Non so se ultimamente vi è capitato di percorrere la Sora-Cassino-Formia, magari per lavoro oppure per trascorrere una domenica al mare. A me è capitato qualche giorno fa e vi assicuro che è un’impresa mantenere i nervi saldi tra limiti di velocità che cambiano in continuazione, dissuasori ed autovelox.

Settantacinque chilometri percorsi con la paura di cadere in contravvenzione nonostante la mia automobile procedesse a velocità di crociera. Se la cosa ha innervosito me, fruitore occasionale della strada nonché conducente complessivamente corretto, figuriamoci dove può essere arrivato il livello di esasperazione di chi la percorre tutti i giorni.

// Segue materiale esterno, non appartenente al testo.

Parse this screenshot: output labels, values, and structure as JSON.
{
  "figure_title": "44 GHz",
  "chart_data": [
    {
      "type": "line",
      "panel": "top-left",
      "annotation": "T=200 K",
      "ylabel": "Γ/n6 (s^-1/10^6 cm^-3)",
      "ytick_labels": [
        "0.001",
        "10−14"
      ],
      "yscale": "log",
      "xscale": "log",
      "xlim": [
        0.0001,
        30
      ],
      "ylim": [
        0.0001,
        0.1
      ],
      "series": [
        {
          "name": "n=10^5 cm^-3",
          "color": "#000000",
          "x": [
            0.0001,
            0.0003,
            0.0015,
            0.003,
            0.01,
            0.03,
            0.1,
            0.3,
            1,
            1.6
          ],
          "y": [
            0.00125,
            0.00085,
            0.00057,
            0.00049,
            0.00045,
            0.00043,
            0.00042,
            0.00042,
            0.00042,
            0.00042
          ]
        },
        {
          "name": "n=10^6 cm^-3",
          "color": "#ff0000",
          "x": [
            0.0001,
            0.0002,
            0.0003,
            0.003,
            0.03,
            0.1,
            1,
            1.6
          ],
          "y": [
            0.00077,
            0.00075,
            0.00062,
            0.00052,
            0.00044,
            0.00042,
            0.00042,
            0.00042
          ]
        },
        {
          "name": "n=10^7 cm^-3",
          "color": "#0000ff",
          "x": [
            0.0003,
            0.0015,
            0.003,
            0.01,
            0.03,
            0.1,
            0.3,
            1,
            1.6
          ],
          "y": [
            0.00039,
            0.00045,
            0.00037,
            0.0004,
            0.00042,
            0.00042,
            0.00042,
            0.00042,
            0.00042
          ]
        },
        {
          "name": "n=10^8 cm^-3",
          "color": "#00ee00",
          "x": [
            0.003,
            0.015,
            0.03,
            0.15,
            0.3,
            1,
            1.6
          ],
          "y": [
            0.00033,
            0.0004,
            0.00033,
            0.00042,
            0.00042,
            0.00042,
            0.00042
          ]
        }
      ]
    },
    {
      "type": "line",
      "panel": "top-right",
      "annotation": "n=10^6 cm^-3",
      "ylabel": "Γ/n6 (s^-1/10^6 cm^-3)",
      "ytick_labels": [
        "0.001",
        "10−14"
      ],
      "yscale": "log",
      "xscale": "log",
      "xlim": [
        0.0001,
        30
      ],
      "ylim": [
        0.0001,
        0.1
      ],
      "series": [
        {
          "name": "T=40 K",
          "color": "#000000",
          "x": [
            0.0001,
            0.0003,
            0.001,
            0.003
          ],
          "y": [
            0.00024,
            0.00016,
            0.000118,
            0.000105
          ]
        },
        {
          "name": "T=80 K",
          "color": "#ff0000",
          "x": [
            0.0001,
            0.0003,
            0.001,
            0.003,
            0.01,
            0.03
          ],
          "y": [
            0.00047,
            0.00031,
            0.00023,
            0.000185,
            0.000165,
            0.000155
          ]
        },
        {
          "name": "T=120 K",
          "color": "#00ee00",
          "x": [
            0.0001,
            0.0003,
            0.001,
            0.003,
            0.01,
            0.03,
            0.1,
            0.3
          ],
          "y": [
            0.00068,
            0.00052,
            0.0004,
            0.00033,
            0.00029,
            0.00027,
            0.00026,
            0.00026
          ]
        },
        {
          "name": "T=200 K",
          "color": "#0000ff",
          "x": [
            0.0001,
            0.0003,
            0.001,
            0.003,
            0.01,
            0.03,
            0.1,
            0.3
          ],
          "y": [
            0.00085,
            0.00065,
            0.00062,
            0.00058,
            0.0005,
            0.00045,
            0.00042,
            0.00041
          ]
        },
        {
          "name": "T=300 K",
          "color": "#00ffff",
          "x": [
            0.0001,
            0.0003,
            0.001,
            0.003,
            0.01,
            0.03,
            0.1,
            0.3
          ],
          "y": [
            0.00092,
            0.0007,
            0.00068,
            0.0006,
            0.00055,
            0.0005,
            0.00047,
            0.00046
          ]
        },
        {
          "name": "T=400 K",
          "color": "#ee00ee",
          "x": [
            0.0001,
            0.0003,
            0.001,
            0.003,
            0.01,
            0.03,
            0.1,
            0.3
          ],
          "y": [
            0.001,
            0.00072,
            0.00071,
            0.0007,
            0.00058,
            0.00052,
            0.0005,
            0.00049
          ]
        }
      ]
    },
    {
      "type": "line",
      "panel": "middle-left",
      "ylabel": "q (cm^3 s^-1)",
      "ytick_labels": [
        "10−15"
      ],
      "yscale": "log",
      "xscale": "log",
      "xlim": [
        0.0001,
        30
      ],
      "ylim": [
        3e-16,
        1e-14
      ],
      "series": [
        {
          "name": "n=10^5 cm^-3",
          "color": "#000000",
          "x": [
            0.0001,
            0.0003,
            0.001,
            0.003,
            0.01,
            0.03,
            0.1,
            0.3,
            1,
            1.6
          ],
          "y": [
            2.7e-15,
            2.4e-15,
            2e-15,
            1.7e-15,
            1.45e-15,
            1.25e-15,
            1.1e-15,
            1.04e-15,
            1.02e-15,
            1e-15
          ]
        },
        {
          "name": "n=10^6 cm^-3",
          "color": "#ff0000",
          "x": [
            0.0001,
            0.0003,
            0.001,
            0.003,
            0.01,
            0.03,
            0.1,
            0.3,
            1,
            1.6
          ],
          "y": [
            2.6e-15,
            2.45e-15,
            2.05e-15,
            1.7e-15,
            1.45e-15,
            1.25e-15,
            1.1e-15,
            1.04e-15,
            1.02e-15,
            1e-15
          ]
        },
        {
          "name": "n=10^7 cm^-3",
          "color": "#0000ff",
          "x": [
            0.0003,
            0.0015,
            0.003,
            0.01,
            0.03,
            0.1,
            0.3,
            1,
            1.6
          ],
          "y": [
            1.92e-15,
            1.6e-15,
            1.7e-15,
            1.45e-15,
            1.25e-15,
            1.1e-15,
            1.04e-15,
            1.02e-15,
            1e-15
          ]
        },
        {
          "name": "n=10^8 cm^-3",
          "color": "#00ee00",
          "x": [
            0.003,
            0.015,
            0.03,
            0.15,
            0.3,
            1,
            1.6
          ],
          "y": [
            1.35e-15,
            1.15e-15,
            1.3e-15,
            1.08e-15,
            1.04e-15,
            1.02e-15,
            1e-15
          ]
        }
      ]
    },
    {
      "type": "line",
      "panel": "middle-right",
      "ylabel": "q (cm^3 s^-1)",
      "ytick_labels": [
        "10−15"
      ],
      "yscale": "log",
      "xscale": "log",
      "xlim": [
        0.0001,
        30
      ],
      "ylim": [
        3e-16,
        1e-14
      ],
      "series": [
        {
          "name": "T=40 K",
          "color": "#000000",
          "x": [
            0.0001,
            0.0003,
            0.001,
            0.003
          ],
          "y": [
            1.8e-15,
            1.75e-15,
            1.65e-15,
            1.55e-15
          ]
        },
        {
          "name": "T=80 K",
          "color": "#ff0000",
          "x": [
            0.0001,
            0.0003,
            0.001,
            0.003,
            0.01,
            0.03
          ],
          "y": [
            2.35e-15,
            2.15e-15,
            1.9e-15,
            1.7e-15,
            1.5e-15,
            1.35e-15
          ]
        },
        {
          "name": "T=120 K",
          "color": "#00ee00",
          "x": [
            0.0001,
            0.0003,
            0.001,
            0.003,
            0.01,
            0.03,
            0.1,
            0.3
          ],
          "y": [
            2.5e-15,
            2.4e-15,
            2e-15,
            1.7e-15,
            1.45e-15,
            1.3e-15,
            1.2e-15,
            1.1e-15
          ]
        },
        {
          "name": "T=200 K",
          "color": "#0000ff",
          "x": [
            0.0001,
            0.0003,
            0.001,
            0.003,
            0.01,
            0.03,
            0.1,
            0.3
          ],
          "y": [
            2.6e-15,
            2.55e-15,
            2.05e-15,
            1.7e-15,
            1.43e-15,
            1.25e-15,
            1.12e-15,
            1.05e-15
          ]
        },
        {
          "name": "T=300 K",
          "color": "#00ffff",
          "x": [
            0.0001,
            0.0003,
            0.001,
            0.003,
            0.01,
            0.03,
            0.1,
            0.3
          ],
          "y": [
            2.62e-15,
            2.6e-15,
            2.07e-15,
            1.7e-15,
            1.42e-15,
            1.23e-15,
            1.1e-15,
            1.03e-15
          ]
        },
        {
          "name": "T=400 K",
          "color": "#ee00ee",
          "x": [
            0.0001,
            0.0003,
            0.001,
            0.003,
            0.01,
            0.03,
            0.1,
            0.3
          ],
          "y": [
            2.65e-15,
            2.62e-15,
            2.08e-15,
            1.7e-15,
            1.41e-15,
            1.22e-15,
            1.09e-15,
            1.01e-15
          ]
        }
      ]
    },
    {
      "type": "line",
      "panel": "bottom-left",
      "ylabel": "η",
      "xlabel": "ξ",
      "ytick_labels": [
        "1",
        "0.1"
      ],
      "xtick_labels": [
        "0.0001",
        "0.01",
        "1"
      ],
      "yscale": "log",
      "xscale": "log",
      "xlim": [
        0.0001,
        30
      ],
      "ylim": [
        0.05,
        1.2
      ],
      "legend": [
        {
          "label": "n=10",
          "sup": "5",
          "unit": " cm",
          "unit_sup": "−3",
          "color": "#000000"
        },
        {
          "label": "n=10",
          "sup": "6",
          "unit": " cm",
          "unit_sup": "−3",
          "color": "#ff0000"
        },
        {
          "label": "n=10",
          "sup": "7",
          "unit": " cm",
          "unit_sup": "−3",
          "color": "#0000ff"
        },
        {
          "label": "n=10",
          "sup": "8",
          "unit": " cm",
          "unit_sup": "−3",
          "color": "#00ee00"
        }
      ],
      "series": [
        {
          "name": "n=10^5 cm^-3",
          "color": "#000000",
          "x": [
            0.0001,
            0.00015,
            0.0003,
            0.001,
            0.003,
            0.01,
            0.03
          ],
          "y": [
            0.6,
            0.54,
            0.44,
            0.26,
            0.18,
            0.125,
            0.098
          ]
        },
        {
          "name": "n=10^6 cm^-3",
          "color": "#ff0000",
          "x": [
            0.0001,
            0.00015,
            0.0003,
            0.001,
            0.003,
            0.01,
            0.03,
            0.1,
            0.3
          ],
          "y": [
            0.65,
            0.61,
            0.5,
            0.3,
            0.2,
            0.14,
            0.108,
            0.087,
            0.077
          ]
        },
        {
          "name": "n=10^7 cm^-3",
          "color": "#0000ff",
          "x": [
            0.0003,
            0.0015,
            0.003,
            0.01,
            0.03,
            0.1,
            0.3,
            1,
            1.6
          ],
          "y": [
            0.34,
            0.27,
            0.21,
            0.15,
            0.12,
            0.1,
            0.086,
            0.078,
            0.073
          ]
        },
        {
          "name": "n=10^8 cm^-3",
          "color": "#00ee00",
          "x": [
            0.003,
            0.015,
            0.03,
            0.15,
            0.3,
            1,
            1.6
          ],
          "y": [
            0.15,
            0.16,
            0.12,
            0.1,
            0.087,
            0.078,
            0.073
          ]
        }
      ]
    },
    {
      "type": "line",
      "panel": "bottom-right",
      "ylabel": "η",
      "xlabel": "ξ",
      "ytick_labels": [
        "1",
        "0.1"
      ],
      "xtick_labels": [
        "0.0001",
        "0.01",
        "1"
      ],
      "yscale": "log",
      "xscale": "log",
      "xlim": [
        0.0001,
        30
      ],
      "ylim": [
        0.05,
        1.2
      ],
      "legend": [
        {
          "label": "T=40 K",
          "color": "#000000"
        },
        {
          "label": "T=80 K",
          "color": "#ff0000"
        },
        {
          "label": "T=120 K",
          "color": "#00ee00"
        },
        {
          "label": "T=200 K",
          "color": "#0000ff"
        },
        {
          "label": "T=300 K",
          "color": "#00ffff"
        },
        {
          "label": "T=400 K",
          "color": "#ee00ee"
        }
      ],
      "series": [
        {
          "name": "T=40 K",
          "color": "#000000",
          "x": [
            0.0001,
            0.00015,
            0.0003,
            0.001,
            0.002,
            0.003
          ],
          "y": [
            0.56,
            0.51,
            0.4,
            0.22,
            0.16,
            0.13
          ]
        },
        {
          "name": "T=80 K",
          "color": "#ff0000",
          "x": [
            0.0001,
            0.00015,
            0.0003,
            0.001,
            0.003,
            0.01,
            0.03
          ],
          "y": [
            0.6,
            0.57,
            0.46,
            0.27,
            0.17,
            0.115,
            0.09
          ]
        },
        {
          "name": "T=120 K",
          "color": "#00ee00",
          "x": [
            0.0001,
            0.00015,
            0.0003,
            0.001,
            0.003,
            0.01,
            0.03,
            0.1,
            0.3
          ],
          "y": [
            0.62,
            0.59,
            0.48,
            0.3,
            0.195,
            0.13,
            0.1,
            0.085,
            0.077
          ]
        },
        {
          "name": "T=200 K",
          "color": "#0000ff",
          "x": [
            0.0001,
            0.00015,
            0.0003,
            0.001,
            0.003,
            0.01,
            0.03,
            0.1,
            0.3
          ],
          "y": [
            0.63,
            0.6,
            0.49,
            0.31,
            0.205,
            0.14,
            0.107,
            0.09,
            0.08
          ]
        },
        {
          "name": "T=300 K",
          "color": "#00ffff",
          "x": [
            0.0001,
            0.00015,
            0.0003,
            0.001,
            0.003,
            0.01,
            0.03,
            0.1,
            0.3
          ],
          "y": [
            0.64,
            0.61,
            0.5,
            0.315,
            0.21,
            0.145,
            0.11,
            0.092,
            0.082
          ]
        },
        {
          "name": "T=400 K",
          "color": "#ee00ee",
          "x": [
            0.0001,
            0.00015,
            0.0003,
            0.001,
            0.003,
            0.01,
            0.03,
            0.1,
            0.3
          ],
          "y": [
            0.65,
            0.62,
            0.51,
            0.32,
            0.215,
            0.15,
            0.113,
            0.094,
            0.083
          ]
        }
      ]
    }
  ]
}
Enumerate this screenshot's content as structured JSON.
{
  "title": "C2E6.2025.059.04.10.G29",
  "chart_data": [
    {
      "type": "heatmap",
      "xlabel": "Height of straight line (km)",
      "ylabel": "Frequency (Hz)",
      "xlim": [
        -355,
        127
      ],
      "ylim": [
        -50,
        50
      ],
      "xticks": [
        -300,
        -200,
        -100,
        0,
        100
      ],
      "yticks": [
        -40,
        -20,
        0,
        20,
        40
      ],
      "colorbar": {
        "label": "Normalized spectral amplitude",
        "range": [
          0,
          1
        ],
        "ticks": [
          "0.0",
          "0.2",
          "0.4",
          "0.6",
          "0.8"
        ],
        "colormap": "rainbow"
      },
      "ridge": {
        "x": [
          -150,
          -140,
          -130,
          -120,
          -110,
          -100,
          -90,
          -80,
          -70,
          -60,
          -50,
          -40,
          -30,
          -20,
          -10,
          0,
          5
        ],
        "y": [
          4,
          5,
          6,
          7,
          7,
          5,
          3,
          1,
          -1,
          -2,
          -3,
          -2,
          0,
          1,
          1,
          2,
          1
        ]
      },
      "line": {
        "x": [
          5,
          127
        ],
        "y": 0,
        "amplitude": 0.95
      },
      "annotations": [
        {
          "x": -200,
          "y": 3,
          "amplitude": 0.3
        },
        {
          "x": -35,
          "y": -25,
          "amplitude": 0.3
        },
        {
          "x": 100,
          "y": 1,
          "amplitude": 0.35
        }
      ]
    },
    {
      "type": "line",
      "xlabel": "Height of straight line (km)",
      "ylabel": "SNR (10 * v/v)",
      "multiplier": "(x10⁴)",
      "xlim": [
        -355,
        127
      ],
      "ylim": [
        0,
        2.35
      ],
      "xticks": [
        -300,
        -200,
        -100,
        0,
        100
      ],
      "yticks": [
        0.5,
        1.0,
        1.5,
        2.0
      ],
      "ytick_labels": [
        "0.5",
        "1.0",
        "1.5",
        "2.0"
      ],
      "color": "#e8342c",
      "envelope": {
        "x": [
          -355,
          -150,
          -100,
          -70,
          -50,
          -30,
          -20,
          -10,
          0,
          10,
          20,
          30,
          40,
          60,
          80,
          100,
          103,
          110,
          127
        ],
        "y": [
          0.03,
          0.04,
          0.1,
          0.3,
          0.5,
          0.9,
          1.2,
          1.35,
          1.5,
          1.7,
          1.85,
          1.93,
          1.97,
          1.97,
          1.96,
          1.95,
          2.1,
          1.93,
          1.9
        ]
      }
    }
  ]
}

Proprio l’altra notte, tra l’altro, uno dei tanti dissuasori (come quello nella foto) collocati nella zona di Castelnuovo Parano è stato divelto ed abbandonato in strada. Certamente tale gesto è da censurare. Ad ogni modo sarebbe opportuno fermarsi a ragionare un attimo sull’efficacia delle misure di sicurezza adottate sulla strada in questione, perché nonostante l’oceano di dissuasori ed autovelox lungo il percorso molti automobilisti continuano a fare gli “splendidi”.

Sorge quindi una domanda: gli autovelox rappresentano davvero un deterrente oppure sono preferibili le “care” vecchie pattuglie?